The rights described above apply only for so long as the investment funds associated with the applicable
Sponsor maintain certain specified minimum levels of shareholdings in us.
The Stockholders Agreement limits the rights of the investment funds associated with or designated by
the Sponsors that have invested in our common stock and our affiliates, subject to several exceptions, to
own, manage, operate or control any of our ‘‘competitors’’ (as defined in the Stockholders Agreement).
The Stockholders Agreement may be amended from time to time in the future to eliminate or modify
these restrictions without our consent.
Registration Rights Agreement
On December 21, 2005, we entered into a registration rights agreement (as amended, the ‘‘Registration
Rights Agreement’’) with investment funds associated with or designated by the Sponsors. The
Registration Rights Agreement grants to certain of these investment funds the right, to cause us, at our
own expense, to use our best efforts to register such securities held by the investment funds for public
resale, subject to certain limitations. The exercise of this right is limited to three requests by the group of
investment funds associated with each Sponsor, except for registrations effected pursuant to Form S-3,
which are unlimited, subject to certain limitations, if we are eligible to use Form S-3. The secondary
offering of our common stock in June 2007 was effected pursuant to this Registration Rights Agreement.
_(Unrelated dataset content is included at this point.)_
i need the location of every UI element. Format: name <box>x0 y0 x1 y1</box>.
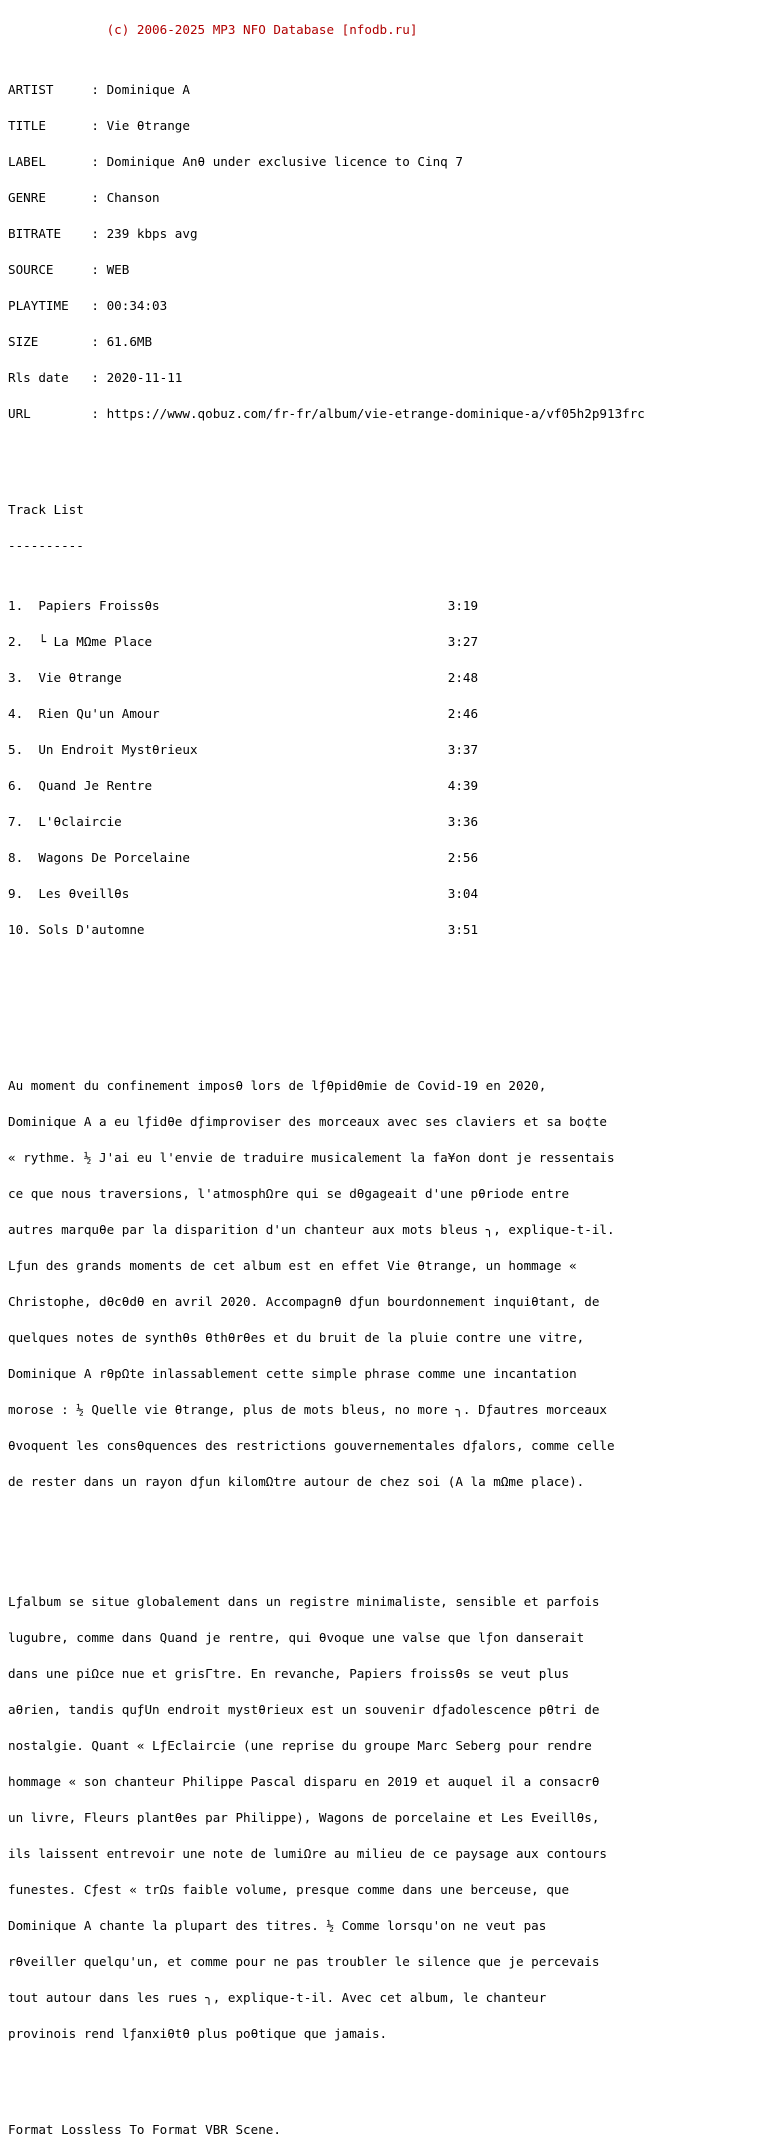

In the event we register any of our common stock, these investment funds have the right to require us to
use our best efforts to include shares of our common stock held by them, subject to certain limitations,
including as determined by the underwriters. The Registration Rights Agreement provides for us to
indemnify the investment funds party to that agreement and their affiliates in connection with the
registration of our securities.
Director Compensation Policy
In November 2011, our Board of Directors amended and restated our Director Compensation Policy.
Pursuant to the policy prior to November 2011 our directors who are not also our employees each
received a $170,000 annual retainer fee, of which $70,000 was payable in cash and $100,000 was
payable in the form of shares of our common stock. Starting in November 2011, the policy now provides
that our directors who are not also our employees each receive a $210,000 annual retainer fee, of which
$85,000 is payable in cash and $125,000 is payable in the form of shares of our common stock.
The chairperson of our Audit Committee is paid an additional annual cash fee of $25,000 and each other
member of our Audit Committee is paid an additional annual cash fee of $10,000. The chairperson of our
Compensation Committee is paid an additional annual cash fee of $15,000 and each other member of
our Compensation Committee receives an additional annual cash fee of $10,000.